L’attention se tourne vers les données d’inflation aux États-Unis
L’attention se porte sur l’indice des prix à la production (PPI, mesure l’évolution des prix que les entreprises reçoivent pour leurs ventes) de mars aux États-Unis, après les données sur les prix à la consommation publiées vendredi. Si le PPI correspond aux attentes, cela pourrait renforcer l’idée de taux directeurs plus élevés de la Réserve fédérale (Fed, la banque centrale des États-Unis qui fixe notamment les taux). Plus tôt mardi, des rapports sur l’inflation en Allemagne et en Espagne ont montré l’effet de la guerre en Iran. La présidente de la Banque centrale européenne (BCE), Christine Lagarde, doit intervenir plus tard mardi lors d’une réunion du FMI (Fonds monétaire international, une organisation qui aide à la stabilité financière mondiale). D’un point de vue technique, le MACD sur 4 heures (indicateur de tendance basé sur des moyennes mobiles) montrait un histogramme positif qui s’élargit, tandis que le RSI (indice de force relative, indicateur de momentum qui signale souvent une hausse trop rapide) est entré en zone de surachat (niveau où le prix a monté trop vite et peut se retourner). Une résistance (zone où le prix a du mal à monter) se situe à 1,1825, puis près de 1,1930, avec un support (zone où le prix a tendance à rebondir) à 1,1720-1,1730, puis 1,1650 et 1,1610. Nous nous souvenons de cette période à la mi-avril 2025, quand l’optimisme autour de possibles discussions de paix États-Unis–Iran alimentait l’appétit pour le risque. La paire EUR/USD dépassait 1,1800, un niveau plus vu depuis le début du conflit plus tôt cette année-là. Cette dynamique haussière (mouvement de hausse) attirait l’attention, même si des indicateurs techniques signalaient déjà une hausse trop tendue.Aujourd’hui, la configuration est différente
Avec le recul, on sait que le signal de surachat du RSI a été le plus révélateur.
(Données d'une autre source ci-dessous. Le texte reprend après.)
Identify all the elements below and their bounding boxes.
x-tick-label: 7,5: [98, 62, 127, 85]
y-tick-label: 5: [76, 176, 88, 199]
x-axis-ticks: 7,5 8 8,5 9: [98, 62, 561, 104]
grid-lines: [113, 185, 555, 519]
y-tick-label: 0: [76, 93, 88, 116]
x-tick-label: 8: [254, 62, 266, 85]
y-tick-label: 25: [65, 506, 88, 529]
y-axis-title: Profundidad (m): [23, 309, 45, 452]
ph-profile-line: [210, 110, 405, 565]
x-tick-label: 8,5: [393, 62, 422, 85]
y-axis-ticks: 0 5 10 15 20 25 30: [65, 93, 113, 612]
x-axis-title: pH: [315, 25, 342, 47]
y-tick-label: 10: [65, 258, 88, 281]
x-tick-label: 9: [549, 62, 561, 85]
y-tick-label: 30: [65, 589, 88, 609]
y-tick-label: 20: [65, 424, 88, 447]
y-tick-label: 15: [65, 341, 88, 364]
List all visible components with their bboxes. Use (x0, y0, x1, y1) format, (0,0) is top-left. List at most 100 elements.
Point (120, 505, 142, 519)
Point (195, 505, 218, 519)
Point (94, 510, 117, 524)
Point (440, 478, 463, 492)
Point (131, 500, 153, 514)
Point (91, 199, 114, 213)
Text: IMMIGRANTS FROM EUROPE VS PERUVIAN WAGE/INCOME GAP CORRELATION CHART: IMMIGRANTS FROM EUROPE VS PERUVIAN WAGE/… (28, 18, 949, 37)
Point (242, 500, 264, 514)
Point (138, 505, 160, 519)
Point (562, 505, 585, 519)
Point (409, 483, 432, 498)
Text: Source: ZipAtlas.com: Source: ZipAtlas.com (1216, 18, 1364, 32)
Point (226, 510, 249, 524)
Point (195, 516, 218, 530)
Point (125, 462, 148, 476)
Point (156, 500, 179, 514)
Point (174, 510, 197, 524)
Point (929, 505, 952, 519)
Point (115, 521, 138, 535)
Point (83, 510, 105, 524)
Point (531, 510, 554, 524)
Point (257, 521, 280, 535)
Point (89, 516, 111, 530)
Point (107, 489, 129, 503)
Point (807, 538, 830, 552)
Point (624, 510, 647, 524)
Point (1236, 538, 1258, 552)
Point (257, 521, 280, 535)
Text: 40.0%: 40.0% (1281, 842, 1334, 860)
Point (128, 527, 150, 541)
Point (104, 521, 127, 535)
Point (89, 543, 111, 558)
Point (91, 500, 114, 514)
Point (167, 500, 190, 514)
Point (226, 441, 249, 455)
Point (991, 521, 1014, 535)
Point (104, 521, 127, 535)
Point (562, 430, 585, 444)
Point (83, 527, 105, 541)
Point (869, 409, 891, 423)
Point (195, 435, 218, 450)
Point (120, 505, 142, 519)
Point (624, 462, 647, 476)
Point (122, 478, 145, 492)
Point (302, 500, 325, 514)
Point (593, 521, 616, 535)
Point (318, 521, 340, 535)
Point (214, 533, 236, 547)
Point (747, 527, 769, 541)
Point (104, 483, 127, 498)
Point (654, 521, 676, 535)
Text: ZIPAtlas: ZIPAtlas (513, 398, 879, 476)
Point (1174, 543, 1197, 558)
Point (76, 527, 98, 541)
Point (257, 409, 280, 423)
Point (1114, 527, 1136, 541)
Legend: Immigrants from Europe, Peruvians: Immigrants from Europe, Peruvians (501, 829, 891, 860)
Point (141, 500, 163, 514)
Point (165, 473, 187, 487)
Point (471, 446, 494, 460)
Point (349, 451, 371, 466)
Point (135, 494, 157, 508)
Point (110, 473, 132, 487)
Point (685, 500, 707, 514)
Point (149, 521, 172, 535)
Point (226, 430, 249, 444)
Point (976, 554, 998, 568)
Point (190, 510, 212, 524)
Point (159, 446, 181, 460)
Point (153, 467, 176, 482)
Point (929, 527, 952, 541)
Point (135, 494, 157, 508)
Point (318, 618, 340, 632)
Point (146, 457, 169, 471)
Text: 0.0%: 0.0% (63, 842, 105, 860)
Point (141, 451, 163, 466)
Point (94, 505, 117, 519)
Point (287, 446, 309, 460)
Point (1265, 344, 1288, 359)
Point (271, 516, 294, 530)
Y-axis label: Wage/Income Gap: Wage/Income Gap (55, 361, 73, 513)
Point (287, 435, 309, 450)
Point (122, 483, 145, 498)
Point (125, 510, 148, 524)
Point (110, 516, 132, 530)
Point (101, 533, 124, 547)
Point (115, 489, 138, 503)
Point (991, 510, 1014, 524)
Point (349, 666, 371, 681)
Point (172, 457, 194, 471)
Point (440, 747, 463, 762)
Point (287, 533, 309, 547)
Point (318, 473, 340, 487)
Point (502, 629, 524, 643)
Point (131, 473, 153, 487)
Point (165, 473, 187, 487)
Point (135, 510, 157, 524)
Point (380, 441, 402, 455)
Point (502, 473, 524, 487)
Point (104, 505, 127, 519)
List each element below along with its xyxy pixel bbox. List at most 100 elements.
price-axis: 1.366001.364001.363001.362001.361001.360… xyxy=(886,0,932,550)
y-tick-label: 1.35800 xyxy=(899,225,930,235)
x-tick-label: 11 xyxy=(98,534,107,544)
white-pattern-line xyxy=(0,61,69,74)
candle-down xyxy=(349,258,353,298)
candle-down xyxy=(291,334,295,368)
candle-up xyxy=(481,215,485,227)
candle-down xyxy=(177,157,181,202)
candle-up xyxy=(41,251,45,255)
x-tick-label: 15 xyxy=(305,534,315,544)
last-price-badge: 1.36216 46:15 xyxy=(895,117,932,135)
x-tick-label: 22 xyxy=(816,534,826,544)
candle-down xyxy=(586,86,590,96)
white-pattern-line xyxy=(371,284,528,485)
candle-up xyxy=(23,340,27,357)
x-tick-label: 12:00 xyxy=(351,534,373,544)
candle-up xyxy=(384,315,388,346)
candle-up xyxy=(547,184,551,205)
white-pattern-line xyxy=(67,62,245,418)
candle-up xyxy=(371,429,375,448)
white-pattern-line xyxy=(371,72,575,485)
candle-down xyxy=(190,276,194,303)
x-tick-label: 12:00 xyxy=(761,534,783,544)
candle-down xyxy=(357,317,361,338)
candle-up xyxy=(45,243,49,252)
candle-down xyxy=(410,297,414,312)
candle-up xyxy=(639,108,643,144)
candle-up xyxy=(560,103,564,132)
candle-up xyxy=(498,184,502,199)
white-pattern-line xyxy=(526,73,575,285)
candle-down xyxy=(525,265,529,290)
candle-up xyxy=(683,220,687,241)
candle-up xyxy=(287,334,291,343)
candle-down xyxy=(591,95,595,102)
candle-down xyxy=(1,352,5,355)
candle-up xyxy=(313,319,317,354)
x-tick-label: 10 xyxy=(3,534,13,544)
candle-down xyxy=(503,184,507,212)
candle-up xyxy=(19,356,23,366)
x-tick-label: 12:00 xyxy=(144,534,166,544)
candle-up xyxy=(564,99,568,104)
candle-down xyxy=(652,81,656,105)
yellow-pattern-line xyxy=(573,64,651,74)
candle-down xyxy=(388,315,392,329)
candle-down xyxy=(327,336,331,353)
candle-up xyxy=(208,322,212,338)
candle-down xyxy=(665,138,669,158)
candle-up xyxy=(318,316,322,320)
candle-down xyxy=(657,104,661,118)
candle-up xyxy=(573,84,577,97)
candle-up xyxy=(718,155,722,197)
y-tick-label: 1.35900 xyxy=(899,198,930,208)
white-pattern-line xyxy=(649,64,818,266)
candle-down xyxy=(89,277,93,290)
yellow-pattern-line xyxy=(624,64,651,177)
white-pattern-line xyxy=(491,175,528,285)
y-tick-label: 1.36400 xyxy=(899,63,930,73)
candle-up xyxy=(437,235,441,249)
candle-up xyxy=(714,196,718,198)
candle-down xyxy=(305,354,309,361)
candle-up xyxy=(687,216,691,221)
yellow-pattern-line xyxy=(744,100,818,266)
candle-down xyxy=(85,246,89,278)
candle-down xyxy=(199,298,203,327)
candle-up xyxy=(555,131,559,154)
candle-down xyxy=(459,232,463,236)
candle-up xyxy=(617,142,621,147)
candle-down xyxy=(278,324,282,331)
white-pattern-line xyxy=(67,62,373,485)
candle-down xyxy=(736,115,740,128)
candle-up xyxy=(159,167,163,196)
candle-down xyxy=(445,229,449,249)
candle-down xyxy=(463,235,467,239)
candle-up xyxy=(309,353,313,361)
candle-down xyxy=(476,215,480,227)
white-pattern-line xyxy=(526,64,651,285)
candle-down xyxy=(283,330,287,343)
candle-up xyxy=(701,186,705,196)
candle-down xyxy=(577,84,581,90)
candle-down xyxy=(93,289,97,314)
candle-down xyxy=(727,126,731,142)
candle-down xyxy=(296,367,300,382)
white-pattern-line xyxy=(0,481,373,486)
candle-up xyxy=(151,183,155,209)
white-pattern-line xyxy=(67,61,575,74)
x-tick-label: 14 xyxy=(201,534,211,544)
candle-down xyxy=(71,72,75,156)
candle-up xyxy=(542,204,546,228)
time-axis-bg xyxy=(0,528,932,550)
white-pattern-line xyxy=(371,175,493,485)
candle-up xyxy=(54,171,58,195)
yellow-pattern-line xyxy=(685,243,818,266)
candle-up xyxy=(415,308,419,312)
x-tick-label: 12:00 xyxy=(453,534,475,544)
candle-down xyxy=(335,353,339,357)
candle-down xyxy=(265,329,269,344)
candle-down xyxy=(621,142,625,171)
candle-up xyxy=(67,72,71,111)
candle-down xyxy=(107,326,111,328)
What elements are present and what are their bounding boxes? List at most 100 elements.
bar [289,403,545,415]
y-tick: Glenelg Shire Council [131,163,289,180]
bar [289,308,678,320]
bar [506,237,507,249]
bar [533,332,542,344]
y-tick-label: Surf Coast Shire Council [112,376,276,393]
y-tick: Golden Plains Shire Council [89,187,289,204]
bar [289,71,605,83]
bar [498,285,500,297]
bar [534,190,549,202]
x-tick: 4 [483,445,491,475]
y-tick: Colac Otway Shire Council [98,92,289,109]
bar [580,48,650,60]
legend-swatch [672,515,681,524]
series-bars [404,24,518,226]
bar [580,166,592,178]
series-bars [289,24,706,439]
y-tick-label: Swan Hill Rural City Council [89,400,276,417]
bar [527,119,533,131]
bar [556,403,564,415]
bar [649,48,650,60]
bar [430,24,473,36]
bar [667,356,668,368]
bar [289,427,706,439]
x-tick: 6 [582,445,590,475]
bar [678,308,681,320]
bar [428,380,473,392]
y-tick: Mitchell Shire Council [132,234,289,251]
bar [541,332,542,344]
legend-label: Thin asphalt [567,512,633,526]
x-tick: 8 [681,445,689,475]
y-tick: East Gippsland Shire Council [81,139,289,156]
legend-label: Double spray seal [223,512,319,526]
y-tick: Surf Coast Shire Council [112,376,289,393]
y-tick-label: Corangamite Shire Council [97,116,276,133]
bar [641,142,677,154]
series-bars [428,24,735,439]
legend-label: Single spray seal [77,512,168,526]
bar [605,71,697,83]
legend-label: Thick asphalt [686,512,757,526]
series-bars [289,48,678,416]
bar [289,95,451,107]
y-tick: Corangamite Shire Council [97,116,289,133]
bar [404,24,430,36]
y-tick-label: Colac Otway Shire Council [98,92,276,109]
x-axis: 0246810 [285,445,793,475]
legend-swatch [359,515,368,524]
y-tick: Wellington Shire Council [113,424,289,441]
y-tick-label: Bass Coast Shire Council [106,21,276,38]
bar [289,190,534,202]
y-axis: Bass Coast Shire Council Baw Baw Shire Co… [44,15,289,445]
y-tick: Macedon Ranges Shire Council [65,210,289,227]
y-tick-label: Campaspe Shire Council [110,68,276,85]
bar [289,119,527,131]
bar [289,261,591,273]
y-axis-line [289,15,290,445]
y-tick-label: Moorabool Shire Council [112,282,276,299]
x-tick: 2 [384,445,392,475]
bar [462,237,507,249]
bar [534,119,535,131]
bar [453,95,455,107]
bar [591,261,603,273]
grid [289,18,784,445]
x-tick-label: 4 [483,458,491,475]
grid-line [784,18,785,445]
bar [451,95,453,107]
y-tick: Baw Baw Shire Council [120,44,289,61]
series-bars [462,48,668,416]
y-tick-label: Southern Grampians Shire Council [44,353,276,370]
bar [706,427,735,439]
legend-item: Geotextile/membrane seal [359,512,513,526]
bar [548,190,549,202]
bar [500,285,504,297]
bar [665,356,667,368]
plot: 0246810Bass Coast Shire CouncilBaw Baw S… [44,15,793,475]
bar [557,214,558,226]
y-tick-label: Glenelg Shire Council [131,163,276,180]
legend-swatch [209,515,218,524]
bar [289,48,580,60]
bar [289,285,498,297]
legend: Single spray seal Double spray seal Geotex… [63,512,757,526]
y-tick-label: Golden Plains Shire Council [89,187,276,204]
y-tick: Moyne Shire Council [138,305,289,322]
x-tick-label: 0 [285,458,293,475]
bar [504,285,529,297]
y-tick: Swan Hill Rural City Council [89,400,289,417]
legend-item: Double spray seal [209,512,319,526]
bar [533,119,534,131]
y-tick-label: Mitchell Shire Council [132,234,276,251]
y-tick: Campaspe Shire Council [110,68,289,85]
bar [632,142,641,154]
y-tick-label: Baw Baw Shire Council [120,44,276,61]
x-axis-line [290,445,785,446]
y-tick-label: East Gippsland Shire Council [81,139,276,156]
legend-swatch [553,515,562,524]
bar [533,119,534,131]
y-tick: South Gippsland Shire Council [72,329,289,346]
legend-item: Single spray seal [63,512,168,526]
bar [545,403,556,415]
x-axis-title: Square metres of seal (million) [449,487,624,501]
Les premières discussions de paix au Pakistan ont finalement échoué, et les chiffres élevés de l’inflation américaine de mars 2025 ont bien conduit la Fed à relever ses taux deux fois de plus avant l’été. Cet écart de politique monétaire (différence d’orientation entre banques centrales) a fait reculer nettement l’EUR/USD, repassant sous 1,1500 en août dernier. Aujourd’hui, la situation a changé et doit guider la stratégie des prochaines semaines. Les données récentes montrent que l’inflation américaine a nettement ralenti à 2,8% en mars 2026, tandis que la Fed n’a pas bougé ses taux depuis six mois, avec un taux directeur (taux de référence qui influence les autres taux) à 5,75%. Le taux de chômage américain est aussi monté légèrement à 4,1%, ce qui suggère que l’économie ralentit enfin après le cycle de hausse des taux de l’an dernier. Comme la Fed et la BCE ont indiqué une pause prolongée, nous anticipons moins de volatilité (amplitude des variations de prix) et un marché en range (prix qui oscille dans une zone, sans tendance claire) sur l’EUR/USD. Pour les prochaines semaines, les traders de produits dérivés (instruments dont la valeur dépend d’un actif comme une paire de devises) peuvent envisager des stratégies qui profitent de cette stabilité, comme vendre des strangles hors du prix (vente simultanée d’une option d’achat et d’une option de vente, avec des prix d’exercice éloignés du prix actuel) ou mettre en place des iron condors (stratégie d’options combinant plusieurs achats/ventes pour viser un marché stable). Les conditions d’un mouvement fort dans une direction (hausse ou baisse marquée) comme l’an dernier ne sont pas présentes actuellement. Le principal risque pour cette vision est un changement des indications à venir (messages des banques centrales sur leur trajectoire future des taux), surtout sur le calendrier d’éventuelles baisses de taux plus tard cette année. Nous suivrons de près les prochains rapports sur l’emploi pour détecter d’autres signes de faiblesse. Un chiffre de l’emploi nettement plus faible que prévu pourrait relancer les paris sur des baisses de taux et ramener les traders directionnels sur le marché, ce qui rendrait des options de vente (puts, elles prennent de la valeur si le prix baisse) à longue échéance et peu chères une couverture (protection) raisonnable pour un portefeuille.